Helicopter parenting


I read this interesting article that my friend, Ma, shared on facebook.

The Backlash of Overparenting.

As the title states, the article talks about being overprotective and overly involved in the children’s lives.  The article goes on to share that being involved in the lives of our children is a good thing but as in all other things in life, balance is the key.  The article speaks of letting go and allowing children to make mistakes.

I am aware that a lot of things do not apply for the Philippines because even though the parent is not present in the child’s life, here in the Philippines, the child is often taken care of by hired help who we affectionately call “yayas”.  This is a whole new dimension that the article doesn’t touch on.  So I realized that when we consider hovering we also have to take into account the hovering we order our yayas to do.  In the event that yayas are the ones hovering, then it’s their values or ideals that are being enforced on kids, not our own.

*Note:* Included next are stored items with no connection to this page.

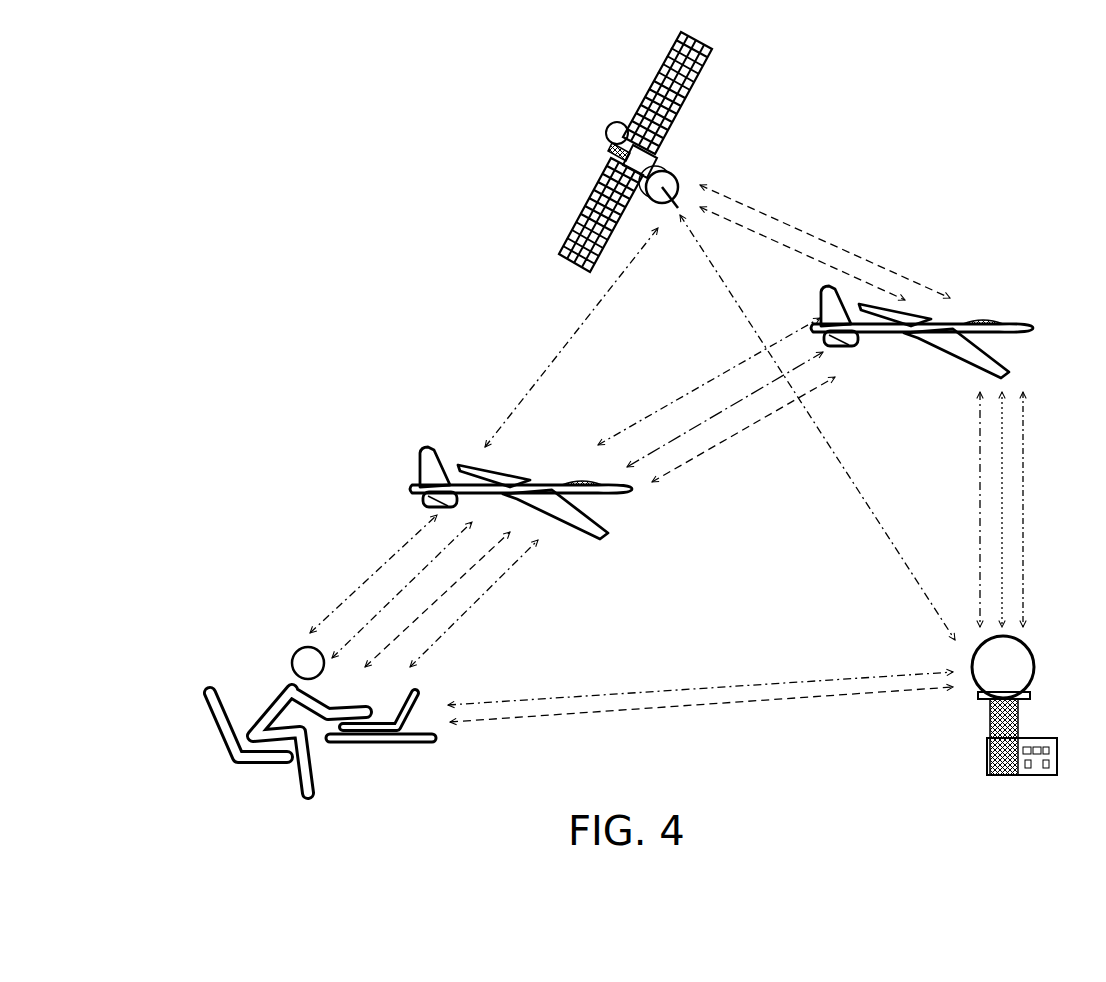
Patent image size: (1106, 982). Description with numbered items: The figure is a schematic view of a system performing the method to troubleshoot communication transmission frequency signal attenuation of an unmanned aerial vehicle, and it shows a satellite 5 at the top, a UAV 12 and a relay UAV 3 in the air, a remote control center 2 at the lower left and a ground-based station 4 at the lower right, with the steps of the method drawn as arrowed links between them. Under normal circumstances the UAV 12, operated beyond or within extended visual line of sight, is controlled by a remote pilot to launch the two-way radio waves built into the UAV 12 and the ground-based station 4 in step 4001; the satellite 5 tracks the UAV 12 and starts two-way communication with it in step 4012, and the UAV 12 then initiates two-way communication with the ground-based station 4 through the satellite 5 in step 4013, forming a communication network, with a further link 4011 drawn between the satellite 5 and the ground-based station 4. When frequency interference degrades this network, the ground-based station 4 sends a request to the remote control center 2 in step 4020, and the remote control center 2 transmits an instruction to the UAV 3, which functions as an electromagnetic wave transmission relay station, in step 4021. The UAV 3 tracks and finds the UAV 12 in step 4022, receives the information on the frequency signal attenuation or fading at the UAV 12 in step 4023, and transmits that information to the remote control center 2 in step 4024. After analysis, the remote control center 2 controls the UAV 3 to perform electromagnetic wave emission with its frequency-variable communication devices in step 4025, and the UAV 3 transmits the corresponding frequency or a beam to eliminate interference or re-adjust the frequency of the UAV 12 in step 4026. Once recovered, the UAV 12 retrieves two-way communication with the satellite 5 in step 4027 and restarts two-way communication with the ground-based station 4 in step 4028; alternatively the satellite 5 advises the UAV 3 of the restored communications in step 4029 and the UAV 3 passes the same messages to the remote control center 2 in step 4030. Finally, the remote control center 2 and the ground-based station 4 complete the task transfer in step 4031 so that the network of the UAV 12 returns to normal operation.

The remote control center 2 is at (420, 695).
The UAV 3 is at (417, 450).
The ground-based station 4 is at (1046, 738).
The satellite 5 is at (697, 97).
The UAV 12 is at (977, 317).
The step of launching two-way radio waves 4001 is at (1002, 448).
The communication link between satellite and ground station 4011 is at (838, 455).
The step of satellite tracking and two-way communication 4012 is at (757, 250).
The step of initiating two-way communication with ground-based station through satel 4013 is at (980, 472).
The step of sending a recovery request 4020 is at (715, 685).
The step of transmitting an instruction to the relay UAV 4021 is at (457, 656).
The step of tracking and finding the UAV 4022 is at (765, 420).
The step of receiving attenuation information 4023 is at (702, 425).
The step of transmitting information to the remote control center 4024 is at (393, 636).
The step of controlling electromagnetic wave emission 4025 is at (412, 578).
The step of performing the recovery process 4026 is at (635, 420).
The step of retrieving two-way communication with the satellite 4027 is at (812, 220).
The step of restarting two-way communication with the ground-based station 4028 is at (1022, 510).
The step of advising the relay UAV of restored communications 4029 is at (571, 337).
The step of passing restoration messages to the remote control center 4030 is at (360, 578).
The step of completing the task transfer 4031 is at (815, 700).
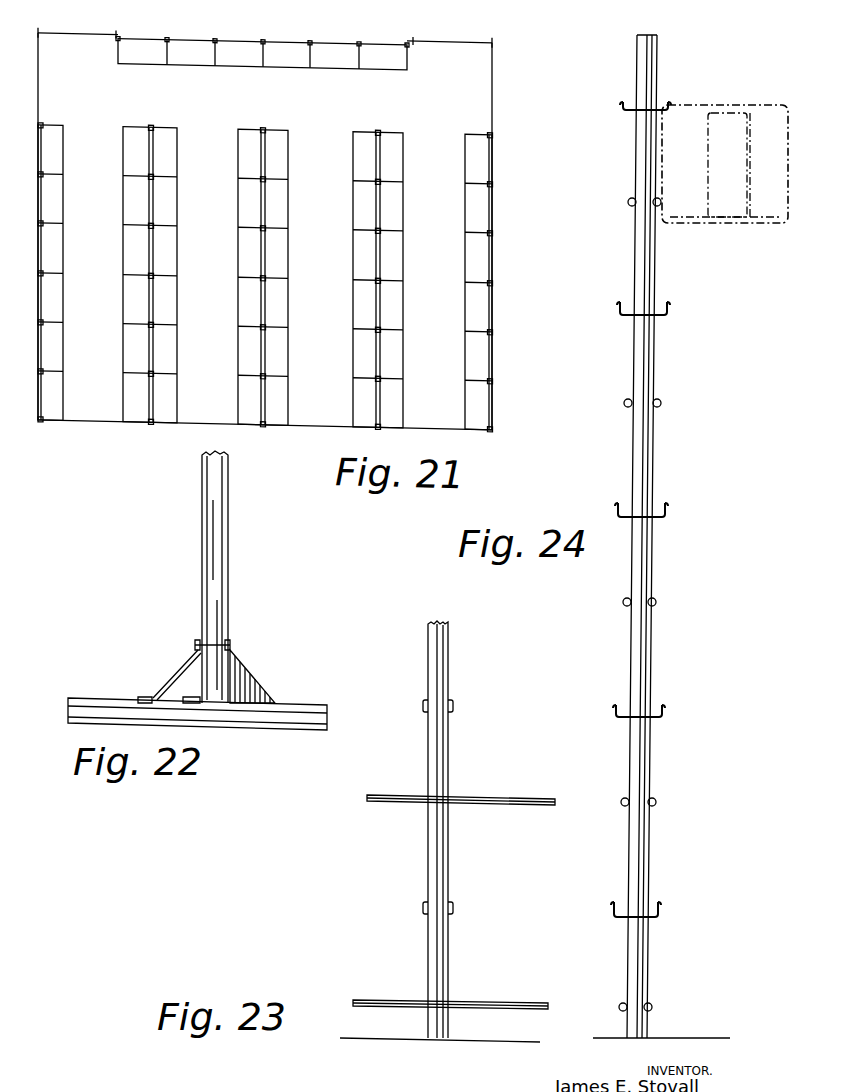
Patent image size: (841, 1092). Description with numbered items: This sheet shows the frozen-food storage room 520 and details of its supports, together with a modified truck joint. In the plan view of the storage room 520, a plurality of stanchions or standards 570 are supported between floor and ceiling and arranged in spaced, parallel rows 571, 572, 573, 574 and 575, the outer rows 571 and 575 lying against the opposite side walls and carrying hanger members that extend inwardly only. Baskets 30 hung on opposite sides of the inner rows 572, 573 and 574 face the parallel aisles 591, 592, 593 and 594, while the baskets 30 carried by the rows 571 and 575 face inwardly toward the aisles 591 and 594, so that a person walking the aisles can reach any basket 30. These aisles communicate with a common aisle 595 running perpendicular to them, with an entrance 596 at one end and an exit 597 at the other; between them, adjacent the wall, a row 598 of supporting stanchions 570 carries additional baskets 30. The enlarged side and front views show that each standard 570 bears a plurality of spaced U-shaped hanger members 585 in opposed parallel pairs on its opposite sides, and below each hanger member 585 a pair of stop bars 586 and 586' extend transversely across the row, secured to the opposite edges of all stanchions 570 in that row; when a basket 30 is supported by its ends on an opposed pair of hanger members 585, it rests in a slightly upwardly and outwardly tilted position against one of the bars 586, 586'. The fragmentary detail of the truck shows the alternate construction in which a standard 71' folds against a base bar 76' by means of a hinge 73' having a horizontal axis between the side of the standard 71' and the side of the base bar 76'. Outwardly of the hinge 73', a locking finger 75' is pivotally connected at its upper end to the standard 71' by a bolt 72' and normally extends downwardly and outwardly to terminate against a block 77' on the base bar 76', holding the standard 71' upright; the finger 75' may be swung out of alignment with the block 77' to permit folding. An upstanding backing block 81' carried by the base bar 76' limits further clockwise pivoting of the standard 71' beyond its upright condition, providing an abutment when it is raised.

In FIG. 21, the storage room 520 is at (492, 82).
In FIG. 21, the row of standards 571 is at (40, 420).
In FIG. 21, the row of standards 572 is at (147, 418).
In FIG. 21, the row of standards 573 is at (263, 418).
In FIG. 21, the row of standards 574 is at (378, 416).
In FIG. 21, the row of standards 575 is at (492, 395).
In FIG. 21, the aisle 591 is at (107, 131).
In FIG. 21, the aisle 592 is at (220, 132).
In FIG. 21, the aisle 593 is at (333, 136).
In FIG. 21, the aisle 594 is at (437, 133).
In FIG. 21, the common aisle 595 is at (48, 87).
In FIG. 21, the entrance 596 is at (86, 44).
In FIG. 21, the exit 597 is at (450, 31).
In FIG. 21, the row of supporting stanchions 598 is at (285, 35).
In FIG. 22, the standard 71' is at (236, 577).
In FIG. 22, the bolt 72' is at (234, 637).
In FIG. 22, the hinge 73' is at (176, 675).
In FIG. 22, the locking finger 75' is at (181, 670).
In FIG. 22, the base bar 76' is at (203, 704).
In FIG. 22, the block 77' is at (128, 689).
In FIG. 22, the backing block 81' is at (261, 676).
In FIG. 23, the hanger member 585 is at (425, 710).
In FIG. 24, the hanger member 585 is at (667, 305).
In FIG. 23, the stop bar 586 is at (454, 891).
In FIG. 24, the stop bar 586 is at (609, 604).
In FIG. 24, the stop bar 586' is at (675, 604).
In FIG. 24, the standard 570 is at (652, 558).
In FIG. 24, the basket 30 is at (703, 107).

There are also some parts of the article that I don’t agree with because it has neglected to take into consideration that during down time children no longer go out to the park and play.  Children no longer need to take apart radios or get bored and allow their imaginations to wander.  Instead most children watch TV which, in the advent of cable, is possible to do the WHOLE day without repeating a single show.  They can play games on their I-pads or gadgets all day while sitting down on the couch.  Worse, they could log onto the internet and watch unrestricted shows that are meant for adults if you’re not there…. hovering.

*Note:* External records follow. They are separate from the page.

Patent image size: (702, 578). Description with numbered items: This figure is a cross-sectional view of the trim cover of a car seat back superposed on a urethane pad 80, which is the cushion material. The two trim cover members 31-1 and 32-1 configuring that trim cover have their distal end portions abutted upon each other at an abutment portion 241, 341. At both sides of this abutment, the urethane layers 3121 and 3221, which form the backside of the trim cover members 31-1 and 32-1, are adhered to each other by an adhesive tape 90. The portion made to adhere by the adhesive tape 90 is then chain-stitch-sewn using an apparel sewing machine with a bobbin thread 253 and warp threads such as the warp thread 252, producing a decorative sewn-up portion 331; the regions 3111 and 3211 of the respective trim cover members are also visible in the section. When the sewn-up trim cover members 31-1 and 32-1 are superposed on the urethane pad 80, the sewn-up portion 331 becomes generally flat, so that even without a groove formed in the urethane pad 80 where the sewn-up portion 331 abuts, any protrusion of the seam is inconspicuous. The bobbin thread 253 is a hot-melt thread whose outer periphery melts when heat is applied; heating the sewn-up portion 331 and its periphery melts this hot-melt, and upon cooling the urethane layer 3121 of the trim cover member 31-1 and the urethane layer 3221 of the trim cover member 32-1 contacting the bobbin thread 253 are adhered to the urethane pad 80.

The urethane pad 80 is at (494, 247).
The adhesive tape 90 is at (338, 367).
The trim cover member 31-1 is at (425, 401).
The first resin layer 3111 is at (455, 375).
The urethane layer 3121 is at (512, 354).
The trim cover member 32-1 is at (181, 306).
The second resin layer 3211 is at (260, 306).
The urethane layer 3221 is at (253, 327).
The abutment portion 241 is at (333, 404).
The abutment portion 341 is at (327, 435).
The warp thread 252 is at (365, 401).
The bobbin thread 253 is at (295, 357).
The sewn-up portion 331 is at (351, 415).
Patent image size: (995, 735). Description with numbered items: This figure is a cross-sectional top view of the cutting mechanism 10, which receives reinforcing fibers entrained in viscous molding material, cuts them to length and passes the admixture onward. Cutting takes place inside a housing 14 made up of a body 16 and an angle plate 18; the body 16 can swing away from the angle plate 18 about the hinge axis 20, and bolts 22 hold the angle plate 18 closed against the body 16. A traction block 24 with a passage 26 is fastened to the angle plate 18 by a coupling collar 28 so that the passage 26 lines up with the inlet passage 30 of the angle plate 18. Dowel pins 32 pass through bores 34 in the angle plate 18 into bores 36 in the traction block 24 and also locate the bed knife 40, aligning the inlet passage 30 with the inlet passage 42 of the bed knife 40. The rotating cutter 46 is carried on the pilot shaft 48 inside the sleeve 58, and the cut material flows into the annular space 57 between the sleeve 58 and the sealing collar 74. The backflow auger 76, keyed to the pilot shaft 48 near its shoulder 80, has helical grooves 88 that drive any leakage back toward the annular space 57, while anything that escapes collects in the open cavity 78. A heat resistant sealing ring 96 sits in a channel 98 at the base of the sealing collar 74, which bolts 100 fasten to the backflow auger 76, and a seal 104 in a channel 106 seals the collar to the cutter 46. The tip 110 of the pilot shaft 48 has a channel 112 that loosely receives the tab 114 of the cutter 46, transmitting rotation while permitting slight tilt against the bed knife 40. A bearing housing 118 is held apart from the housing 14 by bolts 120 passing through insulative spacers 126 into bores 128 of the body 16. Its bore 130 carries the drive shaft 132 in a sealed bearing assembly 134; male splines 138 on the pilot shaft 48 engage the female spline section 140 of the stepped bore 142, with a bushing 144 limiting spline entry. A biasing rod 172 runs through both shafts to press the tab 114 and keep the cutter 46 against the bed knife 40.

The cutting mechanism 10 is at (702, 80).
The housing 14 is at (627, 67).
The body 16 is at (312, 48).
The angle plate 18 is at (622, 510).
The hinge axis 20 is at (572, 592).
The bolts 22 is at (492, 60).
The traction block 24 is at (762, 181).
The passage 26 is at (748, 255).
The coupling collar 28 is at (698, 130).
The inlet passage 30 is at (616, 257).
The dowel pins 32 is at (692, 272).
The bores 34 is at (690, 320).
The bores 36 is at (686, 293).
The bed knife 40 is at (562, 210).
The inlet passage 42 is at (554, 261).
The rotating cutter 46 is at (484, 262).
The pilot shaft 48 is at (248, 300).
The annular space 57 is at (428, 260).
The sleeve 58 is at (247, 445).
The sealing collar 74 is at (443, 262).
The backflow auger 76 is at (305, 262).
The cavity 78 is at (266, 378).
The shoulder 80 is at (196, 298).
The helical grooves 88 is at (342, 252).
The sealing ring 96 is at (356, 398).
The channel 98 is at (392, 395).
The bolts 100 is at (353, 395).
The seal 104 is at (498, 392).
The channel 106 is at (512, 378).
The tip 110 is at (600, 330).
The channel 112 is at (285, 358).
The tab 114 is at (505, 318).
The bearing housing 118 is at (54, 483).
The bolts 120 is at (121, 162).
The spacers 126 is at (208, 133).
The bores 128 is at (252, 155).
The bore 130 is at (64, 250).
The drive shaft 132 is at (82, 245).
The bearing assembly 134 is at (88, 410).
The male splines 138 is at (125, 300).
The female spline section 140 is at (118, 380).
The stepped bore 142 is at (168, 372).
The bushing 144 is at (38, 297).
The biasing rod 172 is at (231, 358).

However, the article comes up with a LOT of interesting points that I agree with.  Children do need space to grow and make mistakes.  They need to learn on their own and develop their own identity. I need to be able to trust them to make the right decisions.  I want my children to be independent and, when they encounter an environment free of my involvement, I want them not only survive but thrive.  They need to have a world without me there to catch them all the time.

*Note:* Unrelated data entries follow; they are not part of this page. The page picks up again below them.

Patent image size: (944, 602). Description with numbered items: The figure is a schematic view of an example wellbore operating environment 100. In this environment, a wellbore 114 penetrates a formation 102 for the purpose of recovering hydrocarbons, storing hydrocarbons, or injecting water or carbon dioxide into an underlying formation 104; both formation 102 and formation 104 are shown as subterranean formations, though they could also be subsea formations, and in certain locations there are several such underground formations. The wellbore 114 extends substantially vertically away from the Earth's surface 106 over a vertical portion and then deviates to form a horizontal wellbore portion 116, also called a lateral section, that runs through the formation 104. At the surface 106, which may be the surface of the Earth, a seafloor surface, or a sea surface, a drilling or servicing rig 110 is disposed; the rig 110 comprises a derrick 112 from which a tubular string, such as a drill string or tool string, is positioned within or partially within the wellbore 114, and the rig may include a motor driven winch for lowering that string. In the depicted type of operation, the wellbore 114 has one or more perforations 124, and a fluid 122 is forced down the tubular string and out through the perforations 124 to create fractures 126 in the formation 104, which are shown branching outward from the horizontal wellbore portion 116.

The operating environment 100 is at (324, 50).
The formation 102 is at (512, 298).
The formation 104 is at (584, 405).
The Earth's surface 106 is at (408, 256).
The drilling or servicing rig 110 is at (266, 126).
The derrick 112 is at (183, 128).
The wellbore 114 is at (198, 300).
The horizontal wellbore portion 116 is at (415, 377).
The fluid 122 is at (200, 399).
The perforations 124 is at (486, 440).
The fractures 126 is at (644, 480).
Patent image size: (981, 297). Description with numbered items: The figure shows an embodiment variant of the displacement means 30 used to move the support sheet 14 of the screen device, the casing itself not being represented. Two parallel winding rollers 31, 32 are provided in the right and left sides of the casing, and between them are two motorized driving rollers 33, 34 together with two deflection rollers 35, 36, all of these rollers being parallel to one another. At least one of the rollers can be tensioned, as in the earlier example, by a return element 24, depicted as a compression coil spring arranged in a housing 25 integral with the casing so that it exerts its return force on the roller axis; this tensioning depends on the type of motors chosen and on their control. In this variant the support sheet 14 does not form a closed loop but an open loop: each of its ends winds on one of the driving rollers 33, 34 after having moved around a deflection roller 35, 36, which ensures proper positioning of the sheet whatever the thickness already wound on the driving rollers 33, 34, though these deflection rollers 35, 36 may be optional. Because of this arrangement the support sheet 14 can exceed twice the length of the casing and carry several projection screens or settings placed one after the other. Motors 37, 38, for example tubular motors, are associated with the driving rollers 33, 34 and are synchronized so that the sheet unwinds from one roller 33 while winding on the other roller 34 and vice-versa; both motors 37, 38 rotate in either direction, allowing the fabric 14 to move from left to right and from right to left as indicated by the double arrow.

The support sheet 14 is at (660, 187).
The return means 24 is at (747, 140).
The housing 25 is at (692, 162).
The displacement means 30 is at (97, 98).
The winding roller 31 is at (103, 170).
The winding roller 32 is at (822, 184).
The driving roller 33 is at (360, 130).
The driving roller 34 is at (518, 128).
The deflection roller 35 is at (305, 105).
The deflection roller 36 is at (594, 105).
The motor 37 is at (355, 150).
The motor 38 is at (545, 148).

Reading this article made me realize, I don’t want to be a helicopter parent all of their lives.

I am a working mother but I am aware that I STILL have the tendency to hover and be involved in my children’s lives  as much as I possibly can.  My children are still 8 and 5 so hovering is still acceptable as foundation forming is still ongoing.  I am also aware that I have to let go of my children soon and trust that the foundation  hubby S and I helped build for them will be enough to withstand peer pressure.  I am aware that at one point, very soon in fact for daughter C, they will be exposed to good or bad influences and just pray they are wise enough to only pick up on the good.

Helicopter parenting… good or bad?  Who knows.  All I ask for is that I will have the wisdom to recognize what is best for my child, and have the strength to actually do it.